Reading memory mapped pointer from 3rd Party PCIe Device via cudaHostRegisterIoMemory without CPU Caching?

Hey experts!

I am currently memory mapping a netlist ev3 card to the GPU via:

cudaHostRegister( ptr, size, cudaHostRegisterIoMemory );

Currently, if I pass a GPU device pointer from GPU A to GPU B, CUDA instantiates an automatic DMA P2P transfer from GPU A to GPU B without getting cached on the CPU. I want this same behaviour but with the netlist ev3 card, such that I can pass the memory mapped pointer from the ev3 card to the GPU kernel, and when the GPU reads that address, have it get directly transferred to the GPU without getting cached on the CPU.

I did some benchmarks on reading the mapped pointer from the netlist ev3 card but it runs at ~12GB/s, however it is on a PCIe 3.0 x4 slot which means it must be getting cached on the CPU.
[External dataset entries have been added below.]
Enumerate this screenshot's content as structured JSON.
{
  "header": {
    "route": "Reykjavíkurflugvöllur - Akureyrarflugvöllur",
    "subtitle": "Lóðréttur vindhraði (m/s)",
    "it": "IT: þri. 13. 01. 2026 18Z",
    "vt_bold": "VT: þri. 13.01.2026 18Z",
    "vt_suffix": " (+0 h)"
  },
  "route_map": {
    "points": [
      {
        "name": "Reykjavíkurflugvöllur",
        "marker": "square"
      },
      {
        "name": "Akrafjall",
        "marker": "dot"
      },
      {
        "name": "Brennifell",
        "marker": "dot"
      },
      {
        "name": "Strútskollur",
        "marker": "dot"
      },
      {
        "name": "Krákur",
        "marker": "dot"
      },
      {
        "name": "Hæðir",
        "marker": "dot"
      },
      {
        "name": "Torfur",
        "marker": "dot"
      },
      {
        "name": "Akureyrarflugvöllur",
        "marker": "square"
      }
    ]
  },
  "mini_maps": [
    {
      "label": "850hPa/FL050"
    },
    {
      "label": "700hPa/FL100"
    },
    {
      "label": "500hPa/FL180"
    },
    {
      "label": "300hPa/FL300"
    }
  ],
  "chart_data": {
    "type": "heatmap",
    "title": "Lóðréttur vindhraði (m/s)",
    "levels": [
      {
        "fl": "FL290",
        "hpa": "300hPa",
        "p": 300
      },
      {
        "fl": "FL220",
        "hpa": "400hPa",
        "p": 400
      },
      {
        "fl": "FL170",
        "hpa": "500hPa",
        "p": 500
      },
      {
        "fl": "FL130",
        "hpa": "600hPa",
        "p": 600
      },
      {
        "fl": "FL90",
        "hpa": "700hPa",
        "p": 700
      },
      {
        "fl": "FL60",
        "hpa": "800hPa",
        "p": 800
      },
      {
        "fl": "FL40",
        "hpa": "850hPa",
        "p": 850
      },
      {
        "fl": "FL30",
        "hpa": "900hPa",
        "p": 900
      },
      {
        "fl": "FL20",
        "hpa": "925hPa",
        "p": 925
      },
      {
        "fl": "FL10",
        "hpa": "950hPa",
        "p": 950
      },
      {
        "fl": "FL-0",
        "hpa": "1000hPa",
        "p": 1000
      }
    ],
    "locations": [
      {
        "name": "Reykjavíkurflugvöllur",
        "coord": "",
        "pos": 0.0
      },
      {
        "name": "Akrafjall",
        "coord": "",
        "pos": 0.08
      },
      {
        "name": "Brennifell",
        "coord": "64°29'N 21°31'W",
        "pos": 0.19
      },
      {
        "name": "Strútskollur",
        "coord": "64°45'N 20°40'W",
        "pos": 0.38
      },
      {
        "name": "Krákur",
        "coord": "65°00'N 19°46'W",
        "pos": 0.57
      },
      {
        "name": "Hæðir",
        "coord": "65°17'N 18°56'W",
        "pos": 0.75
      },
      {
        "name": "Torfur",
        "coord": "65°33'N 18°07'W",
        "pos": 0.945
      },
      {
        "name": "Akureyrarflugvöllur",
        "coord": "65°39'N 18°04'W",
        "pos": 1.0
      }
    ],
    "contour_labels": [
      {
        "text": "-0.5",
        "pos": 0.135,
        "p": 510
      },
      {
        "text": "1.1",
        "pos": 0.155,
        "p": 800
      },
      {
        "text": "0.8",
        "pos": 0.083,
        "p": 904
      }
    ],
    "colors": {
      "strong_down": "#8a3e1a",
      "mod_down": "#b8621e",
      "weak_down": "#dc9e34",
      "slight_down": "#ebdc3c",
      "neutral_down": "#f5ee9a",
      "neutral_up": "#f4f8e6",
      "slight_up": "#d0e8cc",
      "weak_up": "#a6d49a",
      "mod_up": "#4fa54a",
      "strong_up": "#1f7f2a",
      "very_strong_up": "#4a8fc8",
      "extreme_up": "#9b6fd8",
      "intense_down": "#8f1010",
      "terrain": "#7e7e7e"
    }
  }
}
Is there a way to bypass this caching?

Thanks :)

GPUDirect RDMA

[url]GPUDirect RDMA :: CUDA Toolkit Documentation

assuming you can write a driver for the 3rd party card.

Hmm, I kind of wanted to prevent doing that. I was thinking… at some point in the driver it has to detect if the pointer is from another GPU in order to know whether or not it can DMA transfer the data from the other GPU to itself right?

Therefore, is it possible to “fake” the pointer’s attributes such that you give it all the same properties as a GPU pointer and then when it goes to read it, it DMA tranfers from the netlist card to itself in the same way it would from another GPU?

Cheers

Doing what you describe typically requires modifications to the 3rd part device’s driver. If you’re on Linux and this is a character or block device, there is likely a layer of system memory caching being done either by the OS or the EV3’s driver that’s leading to the staging through CPU system memory.